Exercise caution on xenophobia

Starehe MP, Charles Njugua. FILE PHOTO | NMG

Why are we stoking a trade war with Tanzania - our friendly neighbour and fellow member state of the East African Community (EAC) - over an influx of small traders in the main informal markets in Nairobi.

Clearly, Starehe MP, Charles Njugua is a reckless leader, cynically playing the populist card to gain recognition and to hypocritically pitch himself as a man with solutions for the informal trader in Nairobi.

The rhetoric by Majority Leader Aden Duale on the floor of the House, where he claimed that the Government of Tanzania had been discriminating against Kenyans in issuance of work permits only served to add fuel to the fire.

We have leaders who display little regard to Kenya’s geo strategic interests and leading role and responsibility in shepherding and the EAC project.

The whole East Africa Community project was built and designed around the principle of asymmetry. From the experience of the collapse of the former EAC in 1977, the bigger economies accepted arrangements giving concessions to smaller economies. That is why when you follow negotiations that led to the signing of the East African Customs Union, you will see just how Kenya has had to bear the burden and succumb to asymmetric arrangements.

But what has been more profound in the East African integration project is the fact that co-operation between the partner states has been a bottom up project characterised by a proliferation of small businesses and traders doing their stuff across the region.

The small trader, farmer, and informal businessmen have progressed and deepened trade in the region and moved way ahead of the Arusha-based bureaucracy and headquarters of the EAC.

Today, most of the hawkers selling peanuts on Nairobi’s highways during traffic jams are Rwandese. In the informal markets such as Gikomba, City Stadium and Kamukunji, Tanzanian traders now dominate the business of selling second hand sportswear.

Populists of this world are engaged in intellectual dishonesty when they suggest that the small Tanzanian trader selling second hand clothes in Gikomba markets in Nairobi is the cause of the misery of the Kenyan informal sector trader there- and that kicking them out is the solution.

This conflict is but an illustration of the gravity of the unemployment problem in East Africa.

Those thousands of hawkers you see at Owino markets in Kampala, Kariokor in Dar es salam or Gikomba in Nairobi are merely products of the deep unemployment problem in East Africa.

The unemployment problem in East Africa is also linked to uncontrolled mushrooming of kiosks, the explosion of slums and other informal settlement in urban areas, and the rapid growth and expansion of the ‘matatu’ business in Nairobi- the dala dala of Dar and the ‘taxi’ of Kampala.

Visit Owino market in Kampala and you are likely to see an able-bodied adult sitting at a street corner for hours on end, selling sweets and peanuts, or a teenager waking about with a whole range of counterfeit Chinese equipment slung around his neck.

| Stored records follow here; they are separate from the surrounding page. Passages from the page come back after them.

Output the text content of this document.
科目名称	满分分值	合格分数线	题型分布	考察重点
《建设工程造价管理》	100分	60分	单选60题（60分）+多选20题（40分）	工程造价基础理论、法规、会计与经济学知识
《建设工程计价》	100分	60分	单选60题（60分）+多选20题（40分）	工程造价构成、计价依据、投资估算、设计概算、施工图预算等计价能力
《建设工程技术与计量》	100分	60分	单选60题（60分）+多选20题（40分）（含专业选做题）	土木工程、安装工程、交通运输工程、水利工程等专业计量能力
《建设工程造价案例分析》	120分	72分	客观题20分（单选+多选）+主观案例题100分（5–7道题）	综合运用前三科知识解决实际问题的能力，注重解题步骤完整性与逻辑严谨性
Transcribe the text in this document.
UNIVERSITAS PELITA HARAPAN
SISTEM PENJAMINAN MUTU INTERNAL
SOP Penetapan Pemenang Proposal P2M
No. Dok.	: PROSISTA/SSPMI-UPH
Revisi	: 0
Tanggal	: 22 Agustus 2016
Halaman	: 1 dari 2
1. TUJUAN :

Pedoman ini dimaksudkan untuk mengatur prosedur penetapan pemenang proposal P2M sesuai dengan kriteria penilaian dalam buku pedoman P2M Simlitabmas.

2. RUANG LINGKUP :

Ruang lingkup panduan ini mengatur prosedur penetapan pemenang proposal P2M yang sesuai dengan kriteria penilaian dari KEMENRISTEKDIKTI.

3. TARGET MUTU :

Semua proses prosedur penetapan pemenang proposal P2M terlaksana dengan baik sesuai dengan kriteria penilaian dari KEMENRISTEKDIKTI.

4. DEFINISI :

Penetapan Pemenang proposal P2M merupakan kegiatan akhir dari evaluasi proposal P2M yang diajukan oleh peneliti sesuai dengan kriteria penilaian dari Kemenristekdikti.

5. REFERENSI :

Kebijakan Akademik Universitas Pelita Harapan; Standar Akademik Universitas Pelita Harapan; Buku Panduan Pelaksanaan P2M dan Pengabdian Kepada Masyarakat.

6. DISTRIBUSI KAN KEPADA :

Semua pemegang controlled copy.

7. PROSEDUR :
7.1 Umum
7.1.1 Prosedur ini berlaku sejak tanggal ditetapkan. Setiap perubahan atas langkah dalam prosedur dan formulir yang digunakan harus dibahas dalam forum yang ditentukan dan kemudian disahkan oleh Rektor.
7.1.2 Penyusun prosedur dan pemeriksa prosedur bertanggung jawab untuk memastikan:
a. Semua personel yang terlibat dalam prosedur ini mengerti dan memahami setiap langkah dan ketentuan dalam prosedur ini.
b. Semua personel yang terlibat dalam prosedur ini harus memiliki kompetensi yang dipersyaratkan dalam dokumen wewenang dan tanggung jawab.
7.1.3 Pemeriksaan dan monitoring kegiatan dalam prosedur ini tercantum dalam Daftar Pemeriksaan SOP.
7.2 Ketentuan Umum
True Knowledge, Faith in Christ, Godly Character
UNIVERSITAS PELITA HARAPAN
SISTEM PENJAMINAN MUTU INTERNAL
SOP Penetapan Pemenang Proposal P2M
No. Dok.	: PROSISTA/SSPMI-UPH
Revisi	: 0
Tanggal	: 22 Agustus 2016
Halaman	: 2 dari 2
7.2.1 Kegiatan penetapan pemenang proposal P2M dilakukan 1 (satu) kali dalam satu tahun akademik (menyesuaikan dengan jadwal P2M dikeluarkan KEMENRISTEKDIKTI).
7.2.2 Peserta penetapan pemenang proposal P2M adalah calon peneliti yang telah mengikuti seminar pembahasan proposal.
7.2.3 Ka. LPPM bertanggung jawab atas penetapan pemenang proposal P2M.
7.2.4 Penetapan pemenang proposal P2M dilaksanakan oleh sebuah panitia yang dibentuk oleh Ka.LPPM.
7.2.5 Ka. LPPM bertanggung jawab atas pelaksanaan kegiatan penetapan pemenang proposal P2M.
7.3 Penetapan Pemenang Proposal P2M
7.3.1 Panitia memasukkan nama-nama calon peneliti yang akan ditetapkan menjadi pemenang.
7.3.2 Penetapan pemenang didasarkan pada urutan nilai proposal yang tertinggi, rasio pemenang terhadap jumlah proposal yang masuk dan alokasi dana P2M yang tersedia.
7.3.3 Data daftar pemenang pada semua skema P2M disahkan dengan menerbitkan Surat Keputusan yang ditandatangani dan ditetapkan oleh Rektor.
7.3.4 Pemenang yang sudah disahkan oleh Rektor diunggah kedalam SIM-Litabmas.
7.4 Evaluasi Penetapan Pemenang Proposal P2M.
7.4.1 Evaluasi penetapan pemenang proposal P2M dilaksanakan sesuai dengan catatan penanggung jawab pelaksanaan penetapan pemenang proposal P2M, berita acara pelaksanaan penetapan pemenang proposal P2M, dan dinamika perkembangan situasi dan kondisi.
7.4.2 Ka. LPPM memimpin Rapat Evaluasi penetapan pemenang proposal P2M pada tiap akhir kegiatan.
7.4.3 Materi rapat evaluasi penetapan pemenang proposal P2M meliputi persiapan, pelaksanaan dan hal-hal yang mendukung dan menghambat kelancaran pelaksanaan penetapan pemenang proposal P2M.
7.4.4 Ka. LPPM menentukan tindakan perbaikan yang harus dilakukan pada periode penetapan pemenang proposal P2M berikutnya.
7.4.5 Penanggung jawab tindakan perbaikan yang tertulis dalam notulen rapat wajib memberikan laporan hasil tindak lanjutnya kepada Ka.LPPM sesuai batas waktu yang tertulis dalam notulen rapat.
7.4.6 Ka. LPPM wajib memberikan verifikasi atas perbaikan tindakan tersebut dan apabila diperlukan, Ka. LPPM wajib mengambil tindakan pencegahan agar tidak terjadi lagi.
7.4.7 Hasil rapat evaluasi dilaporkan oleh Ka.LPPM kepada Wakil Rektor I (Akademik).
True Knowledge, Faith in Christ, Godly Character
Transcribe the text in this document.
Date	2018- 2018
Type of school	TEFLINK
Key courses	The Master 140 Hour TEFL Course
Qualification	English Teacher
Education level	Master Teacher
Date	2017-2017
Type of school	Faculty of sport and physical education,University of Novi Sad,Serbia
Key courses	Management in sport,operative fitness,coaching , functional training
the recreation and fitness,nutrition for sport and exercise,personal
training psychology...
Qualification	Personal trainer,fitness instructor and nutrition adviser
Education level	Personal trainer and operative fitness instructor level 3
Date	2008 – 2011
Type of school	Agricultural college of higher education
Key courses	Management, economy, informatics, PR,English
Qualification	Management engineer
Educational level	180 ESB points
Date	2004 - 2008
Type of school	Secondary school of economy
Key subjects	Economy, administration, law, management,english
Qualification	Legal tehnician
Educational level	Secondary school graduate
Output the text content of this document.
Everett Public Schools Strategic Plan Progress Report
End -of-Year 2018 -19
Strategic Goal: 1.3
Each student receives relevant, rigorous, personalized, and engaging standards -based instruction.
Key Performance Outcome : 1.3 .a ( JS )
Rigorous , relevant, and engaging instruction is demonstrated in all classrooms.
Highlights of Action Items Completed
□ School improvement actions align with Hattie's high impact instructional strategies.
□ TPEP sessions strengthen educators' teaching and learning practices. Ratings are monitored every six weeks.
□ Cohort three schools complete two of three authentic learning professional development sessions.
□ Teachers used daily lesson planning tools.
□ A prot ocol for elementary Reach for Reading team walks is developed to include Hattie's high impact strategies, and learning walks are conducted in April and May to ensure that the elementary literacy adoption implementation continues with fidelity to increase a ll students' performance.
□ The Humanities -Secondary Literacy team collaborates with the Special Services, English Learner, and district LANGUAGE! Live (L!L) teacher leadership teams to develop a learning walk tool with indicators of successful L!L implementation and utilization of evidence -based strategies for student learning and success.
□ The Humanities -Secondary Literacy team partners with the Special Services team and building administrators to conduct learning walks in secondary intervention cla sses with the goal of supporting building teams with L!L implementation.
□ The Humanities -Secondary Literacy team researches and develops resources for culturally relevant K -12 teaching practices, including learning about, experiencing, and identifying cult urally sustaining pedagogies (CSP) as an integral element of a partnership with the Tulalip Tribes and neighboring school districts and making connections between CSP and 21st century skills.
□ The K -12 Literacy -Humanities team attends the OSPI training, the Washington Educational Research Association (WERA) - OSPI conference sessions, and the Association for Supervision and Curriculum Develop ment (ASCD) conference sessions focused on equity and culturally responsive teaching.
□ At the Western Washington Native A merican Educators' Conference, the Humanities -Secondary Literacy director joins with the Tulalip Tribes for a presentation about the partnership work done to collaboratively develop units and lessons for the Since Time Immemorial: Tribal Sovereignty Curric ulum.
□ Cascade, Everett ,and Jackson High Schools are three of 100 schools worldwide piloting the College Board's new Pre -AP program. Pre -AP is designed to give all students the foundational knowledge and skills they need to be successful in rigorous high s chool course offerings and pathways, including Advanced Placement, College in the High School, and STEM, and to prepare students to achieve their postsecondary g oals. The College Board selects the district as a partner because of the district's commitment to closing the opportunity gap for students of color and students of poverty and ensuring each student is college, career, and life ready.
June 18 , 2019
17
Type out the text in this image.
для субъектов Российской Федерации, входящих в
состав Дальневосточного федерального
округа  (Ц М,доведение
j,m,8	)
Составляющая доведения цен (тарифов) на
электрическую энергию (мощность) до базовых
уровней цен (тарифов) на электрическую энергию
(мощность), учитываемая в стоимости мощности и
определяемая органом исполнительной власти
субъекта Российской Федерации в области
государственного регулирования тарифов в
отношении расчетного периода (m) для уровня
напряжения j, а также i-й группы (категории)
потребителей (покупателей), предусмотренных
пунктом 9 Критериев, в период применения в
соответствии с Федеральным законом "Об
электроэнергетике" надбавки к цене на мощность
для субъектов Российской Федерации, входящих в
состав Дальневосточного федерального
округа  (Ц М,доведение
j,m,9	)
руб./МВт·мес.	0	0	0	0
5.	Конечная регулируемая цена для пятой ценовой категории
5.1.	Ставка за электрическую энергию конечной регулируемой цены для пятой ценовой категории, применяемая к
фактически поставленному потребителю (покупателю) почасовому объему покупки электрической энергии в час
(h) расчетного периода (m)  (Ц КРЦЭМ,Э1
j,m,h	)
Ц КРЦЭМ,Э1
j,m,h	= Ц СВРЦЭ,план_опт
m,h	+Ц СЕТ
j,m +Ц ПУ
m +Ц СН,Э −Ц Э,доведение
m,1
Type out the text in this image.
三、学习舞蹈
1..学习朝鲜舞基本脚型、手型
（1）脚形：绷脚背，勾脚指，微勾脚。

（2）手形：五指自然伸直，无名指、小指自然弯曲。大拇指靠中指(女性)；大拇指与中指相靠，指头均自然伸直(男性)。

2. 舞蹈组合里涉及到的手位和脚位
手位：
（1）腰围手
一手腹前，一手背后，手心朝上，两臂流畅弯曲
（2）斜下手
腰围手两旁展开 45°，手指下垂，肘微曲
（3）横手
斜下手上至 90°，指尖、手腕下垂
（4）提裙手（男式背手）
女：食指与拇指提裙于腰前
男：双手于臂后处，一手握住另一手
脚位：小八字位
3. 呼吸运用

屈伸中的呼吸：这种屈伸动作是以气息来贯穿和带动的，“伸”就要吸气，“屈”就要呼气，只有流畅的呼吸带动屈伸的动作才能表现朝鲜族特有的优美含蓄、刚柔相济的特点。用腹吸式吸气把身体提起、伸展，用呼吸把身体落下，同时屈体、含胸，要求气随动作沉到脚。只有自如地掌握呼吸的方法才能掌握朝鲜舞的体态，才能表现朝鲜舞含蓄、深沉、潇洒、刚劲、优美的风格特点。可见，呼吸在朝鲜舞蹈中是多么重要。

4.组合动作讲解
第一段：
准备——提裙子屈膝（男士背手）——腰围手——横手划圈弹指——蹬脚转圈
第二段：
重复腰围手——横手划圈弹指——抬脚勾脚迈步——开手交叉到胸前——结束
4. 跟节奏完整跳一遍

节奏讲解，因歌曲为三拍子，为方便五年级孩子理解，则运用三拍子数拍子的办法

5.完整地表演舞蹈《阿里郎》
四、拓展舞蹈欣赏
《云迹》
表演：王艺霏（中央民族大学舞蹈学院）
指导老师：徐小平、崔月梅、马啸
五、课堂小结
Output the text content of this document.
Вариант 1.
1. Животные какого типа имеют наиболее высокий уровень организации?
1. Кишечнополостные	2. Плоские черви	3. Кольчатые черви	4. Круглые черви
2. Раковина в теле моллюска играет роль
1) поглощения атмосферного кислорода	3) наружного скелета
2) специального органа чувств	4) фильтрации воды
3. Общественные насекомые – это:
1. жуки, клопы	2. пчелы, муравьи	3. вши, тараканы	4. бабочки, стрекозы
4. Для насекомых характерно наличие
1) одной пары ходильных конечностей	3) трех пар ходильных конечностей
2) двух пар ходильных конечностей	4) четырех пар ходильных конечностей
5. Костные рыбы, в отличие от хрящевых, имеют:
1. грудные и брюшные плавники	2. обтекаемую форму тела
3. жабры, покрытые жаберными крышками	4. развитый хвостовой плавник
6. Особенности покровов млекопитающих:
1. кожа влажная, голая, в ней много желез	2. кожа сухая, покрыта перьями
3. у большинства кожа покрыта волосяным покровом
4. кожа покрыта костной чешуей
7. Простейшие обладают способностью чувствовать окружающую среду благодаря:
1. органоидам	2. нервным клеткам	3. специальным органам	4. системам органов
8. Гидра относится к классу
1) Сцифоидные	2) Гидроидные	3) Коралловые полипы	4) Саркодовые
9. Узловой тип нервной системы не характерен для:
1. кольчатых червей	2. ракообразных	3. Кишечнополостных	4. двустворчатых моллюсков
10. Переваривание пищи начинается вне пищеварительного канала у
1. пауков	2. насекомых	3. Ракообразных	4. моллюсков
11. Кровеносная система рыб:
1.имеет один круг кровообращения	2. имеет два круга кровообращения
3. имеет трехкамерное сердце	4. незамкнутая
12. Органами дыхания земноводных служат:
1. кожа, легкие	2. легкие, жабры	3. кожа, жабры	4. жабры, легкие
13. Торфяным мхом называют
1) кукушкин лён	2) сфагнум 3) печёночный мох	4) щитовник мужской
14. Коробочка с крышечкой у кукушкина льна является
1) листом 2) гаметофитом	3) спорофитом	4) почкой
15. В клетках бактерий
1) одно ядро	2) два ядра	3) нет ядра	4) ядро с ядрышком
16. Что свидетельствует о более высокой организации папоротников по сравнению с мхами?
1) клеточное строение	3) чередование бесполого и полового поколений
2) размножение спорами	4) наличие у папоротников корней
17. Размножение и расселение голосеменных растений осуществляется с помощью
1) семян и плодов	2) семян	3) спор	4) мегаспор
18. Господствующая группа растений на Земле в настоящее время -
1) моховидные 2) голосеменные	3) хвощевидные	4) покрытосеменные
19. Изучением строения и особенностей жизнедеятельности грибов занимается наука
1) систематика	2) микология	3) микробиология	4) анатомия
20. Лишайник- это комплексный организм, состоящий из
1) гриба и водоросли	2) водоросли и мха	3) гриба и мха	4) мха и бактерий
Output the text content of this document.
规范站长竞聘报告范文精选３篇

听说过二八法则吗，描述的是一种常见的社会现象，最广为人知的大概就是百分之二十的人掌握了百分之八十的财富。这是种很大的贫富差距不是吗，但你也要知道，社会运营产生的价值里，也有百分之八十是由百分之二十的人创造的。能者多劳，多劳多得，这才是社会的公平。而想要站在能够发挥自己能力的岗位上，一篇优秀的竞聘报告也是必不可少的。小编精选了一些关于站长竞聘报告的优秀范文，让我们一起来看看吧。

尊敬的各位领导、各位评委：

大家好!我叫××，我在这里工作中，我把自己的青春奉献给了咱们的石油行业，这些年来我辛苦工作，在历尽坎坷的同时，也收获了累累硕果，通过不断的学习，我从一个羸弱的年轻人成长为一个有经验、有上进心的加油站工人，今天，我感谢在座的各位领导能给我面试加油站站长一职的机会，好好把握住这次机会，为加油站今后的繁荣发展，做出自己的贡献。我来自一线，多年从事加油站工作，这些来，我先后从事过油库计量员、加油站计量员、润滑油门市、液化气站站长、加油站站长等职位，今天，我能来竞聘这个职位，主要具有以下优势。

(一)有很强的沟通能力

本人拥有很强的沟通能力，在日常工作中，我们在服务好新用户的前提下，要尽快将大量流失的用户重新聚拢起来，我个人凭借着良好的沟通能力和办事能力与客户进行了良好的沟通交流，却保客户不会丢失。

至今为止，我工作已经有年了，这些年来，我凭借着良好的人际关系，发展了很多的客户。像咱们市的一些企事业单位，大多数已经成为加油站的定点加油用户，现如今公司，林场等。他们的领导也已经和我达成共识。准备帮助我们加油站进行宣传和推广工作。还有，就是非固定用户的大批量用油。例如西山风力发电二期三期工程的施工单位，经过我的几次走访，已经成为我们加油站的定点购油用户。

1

Our leaders are too preoccupied with short-term political calculations and now seem to be losing sight of the benefits of co-operation between Kenya and Tanzania.

Today, the ordinary middle-class person in Tanzania is most likely to shop at a supermarket owned by Kenyans or deposit his money at the Dar es Salaam branch of the Kenya Commercial Bank, Equity Bank, or Commercial Bank of Africa, as well as insure his business with Jubilee.

Six out of the 31 companies listed on the Dar es Salaam Securities Exchange are Kenyan. Indeed, integration between Kenya and Tanzania is at a level beyond personal relations between political leaders.

Do we really want to squander and sacrifice the goodwill and spirit of co-operation that the citizens of East Africa have built over the years over tantrums by the MP of Starehe. Let the populists tread with care because a place like Gikomba is a dry prairie just waiting for someone to light a match.